Но сам чувствовал, что гнев проходит, остывает. В сердце осталась только муть, горькая, отравная. Да где-то шевелился червячок сомненья: «Нехорошо, однако, вышло…»
Молча стал ходить по комнатке. А она сидела за столом, потихоньку всхлипывала, то и дело вытирая платочком лицо. Светлый ситчик на груди был в темных пятнах от слез.
— Вот что…—наконец сказал он спокойно. — Тамара Васильевна! Я сам понимаю, что это не совсем красиво… И за поступок мой, и за скверные слова прошу прощения…
— Мне не нужны ни ваши извинения, ни, тем более, вы сами…
— Однако это не по-соседски! Разве же так можно? Тут Свистун опять начал было горячиться: ты перед ней человек человеком, а она еще фортели выкидывает. Однако подошел к ней, остановился.
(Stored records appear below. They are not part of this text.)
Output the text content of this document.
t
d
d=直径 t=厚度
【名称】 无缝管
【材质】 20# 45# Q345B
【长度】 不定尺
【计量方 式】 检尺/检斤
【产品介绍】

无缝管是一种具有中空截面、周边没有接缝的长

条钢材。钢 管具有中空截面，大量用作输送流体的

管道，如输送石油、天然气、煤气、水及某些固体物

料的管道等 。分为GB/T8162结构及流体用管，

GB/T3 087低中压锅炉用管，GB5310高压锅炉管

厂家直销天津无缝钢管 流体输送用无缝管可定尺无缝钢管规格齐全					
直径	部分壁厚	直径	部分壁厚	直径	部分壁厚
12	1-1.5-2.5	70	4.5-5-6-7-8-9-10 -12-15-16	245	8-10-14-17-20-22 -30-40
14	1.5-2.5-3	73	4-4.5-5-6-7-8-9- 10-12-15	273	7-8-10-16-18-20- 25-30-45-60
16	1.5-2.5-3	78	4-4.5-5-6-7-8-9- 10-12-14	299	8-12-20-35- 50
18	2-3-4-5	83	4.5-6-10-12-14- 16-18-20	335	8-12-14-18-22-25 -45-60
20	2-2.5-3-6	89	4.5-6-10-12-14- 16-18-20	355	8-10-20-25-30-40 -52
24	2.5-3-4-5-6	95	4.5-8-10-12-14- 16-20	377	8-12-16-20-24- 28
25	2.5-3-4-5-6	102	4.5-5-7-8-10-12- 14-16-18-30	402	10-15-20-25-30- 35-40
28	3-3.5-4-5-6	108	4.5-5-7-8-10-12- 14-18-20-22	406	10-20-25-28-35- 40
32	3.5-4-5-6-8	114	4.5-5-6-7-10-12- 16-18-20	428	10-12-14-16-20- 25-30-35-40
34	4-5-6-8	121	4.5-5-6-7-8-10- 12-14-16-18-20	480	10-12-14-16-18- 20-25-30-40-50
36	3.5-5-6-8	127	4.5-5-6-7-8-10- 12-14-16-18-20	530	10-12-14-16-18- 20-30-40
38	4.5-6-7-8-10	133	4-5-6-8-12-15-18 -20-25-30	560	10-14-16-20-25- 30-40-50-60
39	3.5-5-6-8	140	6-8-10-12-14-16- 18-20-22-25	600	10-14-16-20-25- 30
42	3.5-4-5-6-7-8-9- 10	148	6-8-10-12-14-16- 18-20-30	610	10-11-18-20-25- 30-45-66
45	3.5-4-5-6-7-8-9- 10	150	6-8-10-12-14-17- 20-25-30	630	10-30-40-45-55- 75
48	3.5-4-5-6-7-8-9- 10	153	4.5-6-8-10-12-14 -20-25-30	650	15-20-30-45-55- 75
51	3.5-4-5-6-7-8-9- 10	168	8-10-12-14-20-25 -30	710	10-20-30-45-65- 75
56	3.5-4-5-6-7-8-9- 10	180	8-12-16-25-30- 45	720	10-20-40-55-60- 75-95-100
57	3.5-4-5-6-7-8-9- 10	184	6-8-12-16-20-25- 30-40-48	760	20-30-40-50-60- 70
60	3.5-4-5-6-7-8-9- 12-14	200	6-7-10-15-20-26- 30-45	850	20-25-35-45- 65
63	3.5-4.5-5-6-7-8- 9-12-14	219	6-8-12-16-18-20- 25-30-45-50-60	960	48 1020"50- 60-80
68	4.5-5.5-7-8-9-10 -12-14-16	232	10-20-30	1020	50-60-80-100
— Ну, Тамара Васильевна, бросьте злиться… Вы такая хорошая, такая славная, давайте вашу руку на мир… Ну вот, разве можно злиться такому милому цыпунчику…
Она так стремительно вырвала руку, что он невольно отшатнулся.
— Знаете что? — приподнялась она на стуле, и в ее глазах блеснули колючие огоньки.— Никогда при мне не говорите таких гадких, пошлых слов…
«Ну и ежик в юбке!»— подумал Свистун, не зная, с какой стороны подойти к девушке, чтобы помириться с ней, чтобы она в конце концов не считала, что он — такая последняя свинья.
Скрипнула дверь, и в комнатку вошел незнакомец. Он расплылся в ласковой улыбке, хотя она не очень гармонировала с его землистыми, впалыми щеками. Стоял на пороге и потирал руки. Потирал от холода или от какого-то радостного, приятного чувства. Губы его шептали:
— Вот хорошо, хорошо!
— Что хорошо? — загорелась девушка.
— Кто? — скорей не словом, а взглядом спросил Свистун, повернувшись к девушке,
— Брат. Двоюродный. Знакомьтесь…
Свистун потянулся было к кожанке, но его руку перехватил Николай Игнатьевич.
— Куда вы, куда? Только попали к нам и бежать. Так не делается. Я ведь старший в этом доме. Гость сестры — и мой гость. Зовут меня Николаем Игнатьевичем Збыневским… Я думаю, для первого знакомства мы с вами опрокинем по чарочке. Такой первачок мне знакомые из Слуцка принесли…
Даже чихнул Свистун, по-видимому простыл в лесу. И так запершило в горле, что напоминание о первачке пришлось как раз кстати.